Improved multi-dimensional dynamic programming energy management strategy for a vehicle power-split hybrid powertrain

Abstract

Dynamic programming is a widely used algorithm to solve the optimal control problem for hybrid electric vehicle in the whole driving scenario, but the problems of interpolation error and dimensional disaster have not been completely solved. This study proposes an adaptive adjustment method to solve the interpolation error problem, in which the solution without theoretical error can be obtained at the cost of a tiny driving cycle accuracy.

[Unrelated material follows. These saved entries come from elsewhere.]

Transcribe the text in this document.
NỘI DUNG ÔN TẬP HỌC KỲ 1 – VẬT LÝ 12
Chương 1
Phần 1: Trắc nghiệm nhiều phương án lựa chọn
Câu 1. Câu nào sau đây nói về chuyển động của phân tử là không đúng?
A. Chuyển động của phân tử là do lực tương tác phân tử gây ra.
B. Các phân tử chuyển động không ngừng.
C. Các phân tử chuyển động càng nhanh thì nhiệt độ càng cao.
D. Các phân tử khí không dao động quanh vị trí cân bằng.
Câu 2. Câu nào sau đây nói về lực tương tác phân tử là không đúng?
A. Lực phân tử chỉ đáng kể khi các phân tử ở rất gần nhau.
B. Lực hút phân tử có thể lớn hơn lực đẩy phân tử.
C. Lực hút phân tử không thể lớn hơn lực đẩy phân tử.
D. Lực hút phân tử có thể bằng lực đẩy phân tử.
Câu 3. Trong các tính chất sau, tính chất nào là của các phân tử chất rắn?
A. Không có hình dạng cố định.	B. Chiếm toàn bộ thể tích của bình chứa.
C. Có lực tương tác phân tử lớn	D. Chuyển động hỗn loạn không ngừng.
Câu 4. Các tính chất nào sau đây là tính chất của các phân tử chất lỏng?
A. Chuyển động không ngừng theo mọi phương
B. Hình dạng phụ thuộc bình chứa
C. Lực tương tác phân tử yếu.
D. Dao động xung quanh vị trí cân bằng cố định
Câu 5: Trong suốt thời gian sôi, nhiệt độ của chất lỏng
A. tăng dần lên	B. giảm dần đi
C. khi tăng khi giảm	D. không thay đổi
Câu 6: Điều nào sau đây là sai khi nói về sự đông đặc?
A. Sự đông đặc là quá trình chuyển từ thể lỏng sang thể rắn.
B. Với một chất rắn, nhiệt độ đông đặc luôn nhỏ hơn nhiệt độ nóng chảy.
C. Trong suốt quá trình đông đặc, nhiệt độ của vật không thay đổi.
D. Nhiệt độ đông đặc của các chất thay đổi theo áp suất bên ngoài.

Furthermore, a dynamic equivalent consumption factor calculation method is proposed to analyze the change of energy storage quality in the battery pack and the instantaneous equivalent consumption of the motors. The effectiveness of the improved algorithm is verified on a passenger car with hybrid powertrain using planetary gear mechanism. The results show that the established multi-dimensional dynamic programming algorithm has a relatively stable energy-saving ability. The maximum gap of fuel consumption rate is 3.2% in the four test driving cycles. Besides, there is only a maximum difference of 0.29‱ between the original driving cycles and the new cycles generated by the adaptive adjustment method. And obvious dynamic equivalent consumption factor changes of 15.7% in WLTC-class3, 10.3% in CLTC-P, 11.8% in FTP75 and 11.0% in NEDC are observed through the proposed calculation method.